The Commerce Department's advance second-quarter GDP report on Thursday will, however, still show that the economy was losing momentum because of high inflation that has prompted the Federal Reserve to aggressively tighten monetary policy.

"The economy is still doing okay," said Brian Bethune, an economics professor at Boston College. "It is not as strong as it was in 2021, but we are not in a recession."

According to a Reuters survey of economists, GDP growth likely rebounded at a 0.5% annualized rate last quarter. Estimates ranged from as low as a 2.1% rate of contraction to as high as a 2.0% growth pace.

The survey was, however, conducted before data on Wednesday showing the goods trade deficit in June was the smallest in seven months and shipments of non-defense capital goods excluding aircraft increased strongly.

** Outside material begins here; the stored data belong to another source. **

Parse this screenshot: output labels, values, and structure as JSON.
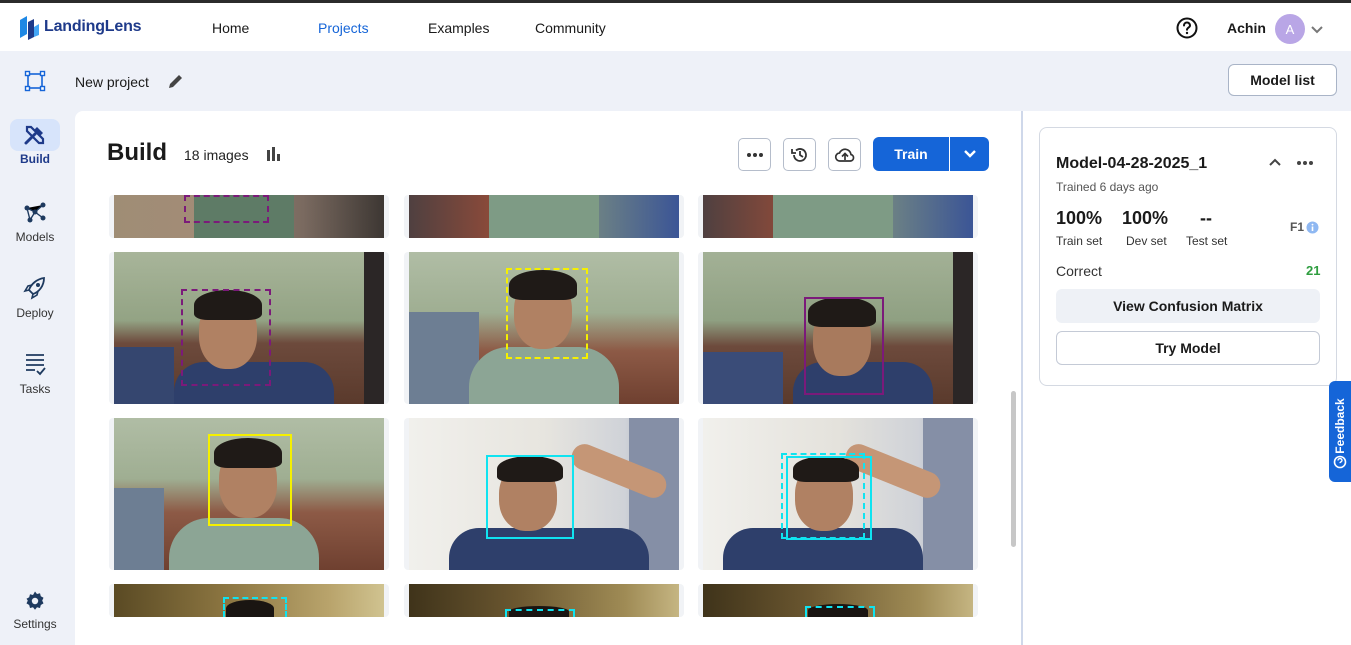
{
  "app": {
    "brand": "LandingLens"
  },
  "nav": {
    "home": "Home",
    "projects": "Projects",
    "examples": "Examples",
    "community": "Community"
  },
  "user": {
    "name": "Achin",
    "initial": "A"
  },
  "sidebar": {
    "build": "Build",
    "models": "Models",
    "deploy": "Deploy",
    "tasks": "Tasks",
    "settings": "Settings"
  },
  "project": {
    "name": "New project",
    "model_list_label": "Model list"
  },
  "build": {
    "title": "Build",
    "image_count": "18 images",
    "train_label": "Train"
  },
  "model": {
    "name": "Model-04-28-2025_1",
    "trained": "Trained 6 days ago",
    "train_set_value": "100%",
    "train_set_label": "Train set",
    "dev_set_value": "100%",
    "dev_set_label": "Dev set",
    "test_set_value": "--",
    "test_set_label": "Test set",
    "metric_label": "F1",
    "correct_label": "Correct",
    "correct_value": "21",
    "confusion_label": "View Confusion Matrix",
    "try_label": "Try Model"
  },
  "feedback": {
    "label": "Feedback"
  },
  "colors": {
    "accent": "#1565d8",
    "box_purple": "#7b1a7a",
    "box_yellow": "#f5f000",
    "box_cyan": "#10e3f0",
    "correct_green": "#2e9d3f"
  }
}
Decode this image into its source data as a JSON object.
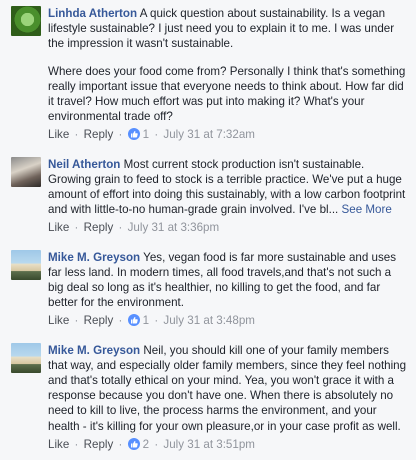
{
  "comments": [
    {
      "author": "Linhda Atherton",
      "paragraphs": [
        "A quick question about sustainability. Is a vegan lifestyle sustainable? I just need you to explain it to me. I was under the impression it wasn't sustainable.",
        "Where does your food come from? Personally I think that's something really important issue that everyone needs to think about. How far did it travel? How much effort was put into making it? What's your environmental trade off?"
      ],
      "like_label": "Like",
      "reply_label": "Reply",
      "reactions": "1",
      "timestamp": "July 31 at 7:32am"
    },
    {
      "author": "Neil Atherton",
      "paragraphs": [
        "Most current stock production isn't sustainable. Growing grain to feed to stock is a terrible practice. We've put a huge amount of effort into doing this sustainably, with a low carbon footprint and with little-to-no human-grade grain involved. I've bl..."
      ],
      "see_more": "See More",
      "like_label": "Like",
      "reply_label": "Reply",
      "timestamp": "July 31 at 3:36pm"
    },
    {
      "author": "Mike M. Greyson",
      "paragraphs": [
        "Yes, vegan food is far more sustainable and uses far less land. In modern times, all food travels,and that's not such a big deal so long as it's healthier, no killing to get the food, and far better for the environment."
      ],
      "like_label": "Like",
      "reply_label": "Reply",
      "reactions": "1",
      "timestamp": "July 31 at 3:48pm"
    },
    {
      "author": "Mike M. Greyson",
      "paragraphs": [
        "Neil, you should kill one of your family members that way, and especially older family members, since they feel nothing and that's totally ethical on your mind. Yea, you won't grace it with a response because you don't have one. When there is absolutely no need to kill to live, the process harms the environment, and your health - it's killing for your own pleasure,or in your case profit as well."
      ],
      "like_label": "Like",
      "reply_label": "Reply",
      "reactions": "2",
      "timestamp": "July 31 at 3:51pm"
    }
  ],
  "separator": "·",
  "icons": {
    "like_badge": "thumbs-up-icon",
    "avatar_1": "avatar-green-leaf",
    "avatar_2": "avatar-photo",
    "avatar_3": "avatar-beach",
    "avatar_4": "avatar-beach"
  },
  "colors": {
    "background": "#f6f7f9",
    "name": "#365899",
    "text": "#1d2129",
    "meta": "#90949c",
    "like_badge": "#5890ff"
  }
}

The reports prompted JPMorgan to upgrade its second-quarter GDP growth estimate to a 1.4% rate from a 0.7% pace. Goldman Sachs raised its forecast by 0.6 percentage point to a 1.0% rate. Several other Wall Street banks also boosted their estimates. The Atlanta Fed lifted its estimate by four-tenths of a percentage point to a still negative 1.2% rate.

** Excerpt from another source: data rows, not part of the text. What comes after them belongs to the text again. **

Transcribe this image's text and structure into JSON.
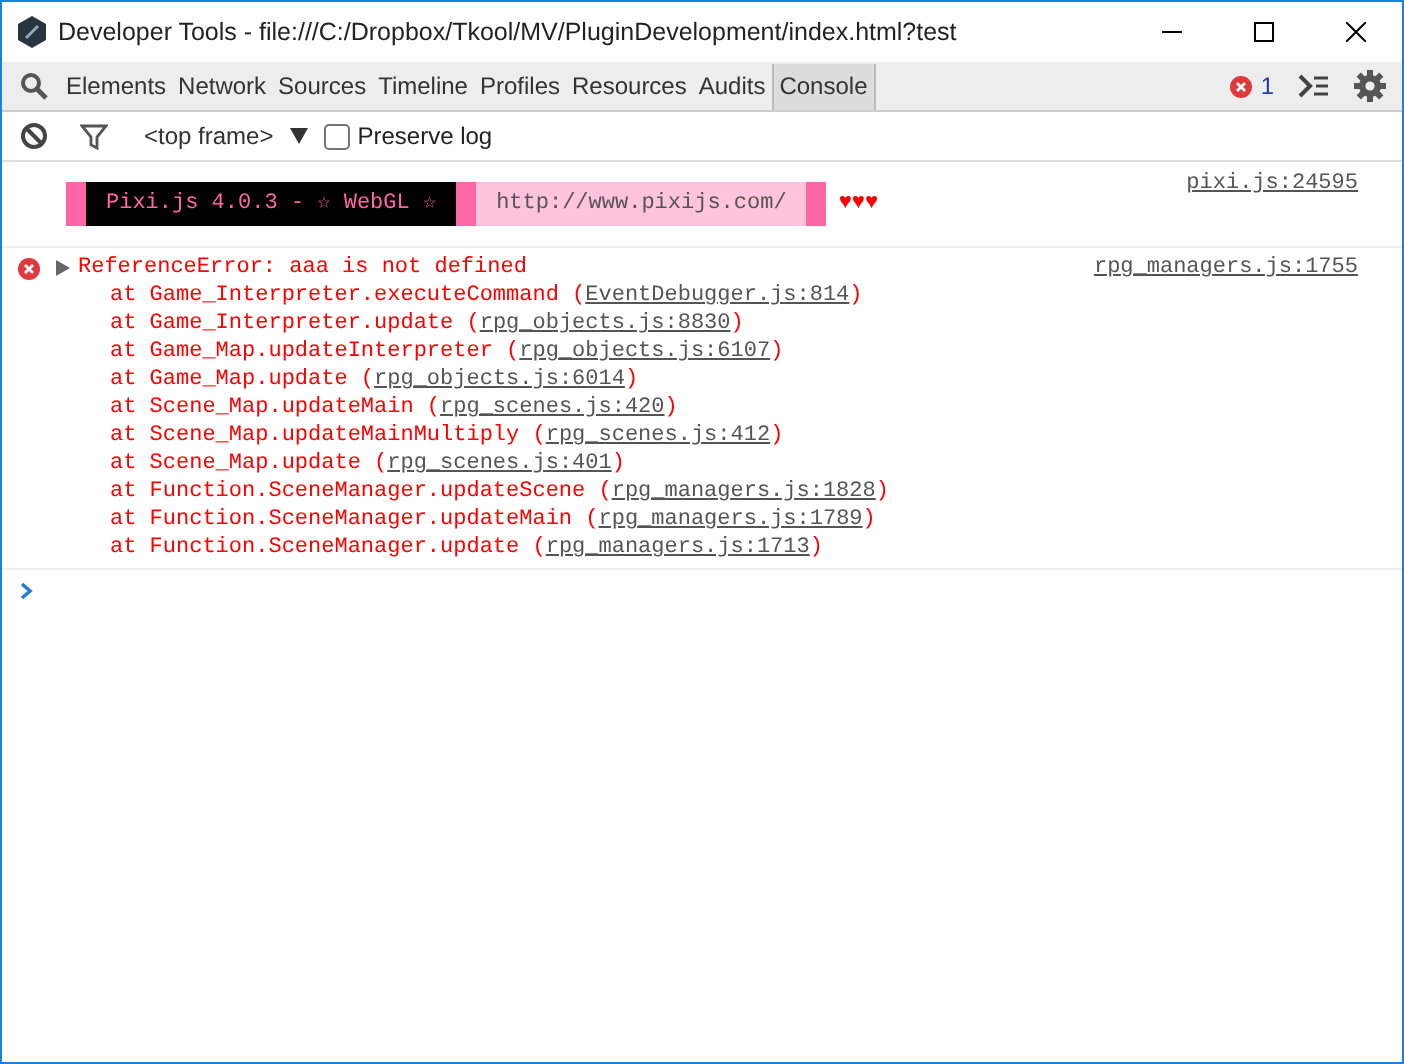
{
  "window": {
    "title": "Developer Tools - file:///C:/Dropbox/Tkool/MV/PluginDevelopment/index.html?test"
  },
  "tabs": [
    {
      "label": "Elements",
      "selected": false
    },
    {
      "label": "Network",
      "selected": false
    },
    {
      "label": "Sources",
      "selected": false
    },
    {
      "label": "Timeline",
      "selected": false
    },
    {
      "label": "Profiles",
      "selected": false
    },
    {
      "label": "Resources",
      "selected": false
    },
    {
      "label": "Audits",
      "selected": false
    },
    {
      "label": "Console",
      "selected": true
    }
  ],
  "error_count": "1",
  "filter_bar": {
    "context": "<top frame>",
    "preserve_log": {
      "label": "Preserve log",
      "checked": false
    }
  },
  "messages": [
    {
      "kind": "banner",
      "source": "pixi.js:24595",
      "segments": [
        {
          "kind": "stripe"
        },
        {
          "kind": "dark",
          "text": "Pixi.js 4.0.3 - ☆ WebGL ☆"
        },
        {
          "kind": "stripe"
        },
        {
          "kind": "light",
          "text": "http://www.pixijs.com/"
        },
        {
          "kind": "stripe"
        }
      ],
      "hearts": "♥♥♥"
    },
    {
      "kind": "error",
      "expanded": false,
      "source": "rpg_managers.js:1755",
      "text": "ReferenceError: aaa is not defined",
      "stack": [
        {
          "text": "at Game_Interpreter.executeCommand (",
          "link": "EventDebugger.js:814",
          "end": ")"
        },
        {
          "text": "at Game_Interpreter.update (",
          "link": "rpg_objects.js:8830",
          "end": ")"
        },
        {
          "text": "at Game_Map.updateInterpreter (",
          "link": "rpg_objects.js:6107",
          "end": ")"
        },
        {
          "text": "at Game_Map.update (",
          "link": "rpg_objects.js:6014",
          "end": ")"
        },
        {
          "text": "at Scene_Map.updateMain (",
          "link": "rpg_scenes.js:420",
          "end": ")"
        },
        {
          "text": "at Scene_Map.updateMainMultiply (",
          "link": "rpg_scenes.js:412",
          "end": ")"
        },
        {
          "text": "at Scene_Map.update (",
          "link": "rpg_scenes.js:401",
          "end": ")"
        },
        {
          "text": "at Function.SceneManager.updateScene (",
          "link": "rpg_managers.js:1828",
          "end": ")"
        },
        {
          "text": "at Function.SceneManager.updateMain (",
          "link": "rpg_managers.js:1789",
          "end": ")"
        },
        {
          "text": "at Function.SceneManager.update (",
          "link": "rpg_managers.js:1713",
          "end": ")"
        }
      ]
    }
  ]
}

A slew of soft housing data as well as weak business and consumer sentiment surveys had heightened expectations for a second straight quarterly negative GDP reading. The economy contracted at a 1.6% pace in the first quarter.

The White House is vigorously pushing back against recession chatter as it seeks to calm voters ahead of the Nov. 8 midterm elections that will decide whether President Joe Biden's Democratic Party retains control of the U.S. Congress.

Treasury Secretary Janet Yellen is scheduled to hold a news conference on Thursday to "discuss the state of the U.S. economy."

Another decline in GDP would meet the standard definition of a recession. But the National Bureau of Economic Research, the official arbiter of recessions in the United States defines a recession as "a significant decline in economic activity spread across the economy, lasting more than a few months, normally visible in production, employment, real income, and other indicators."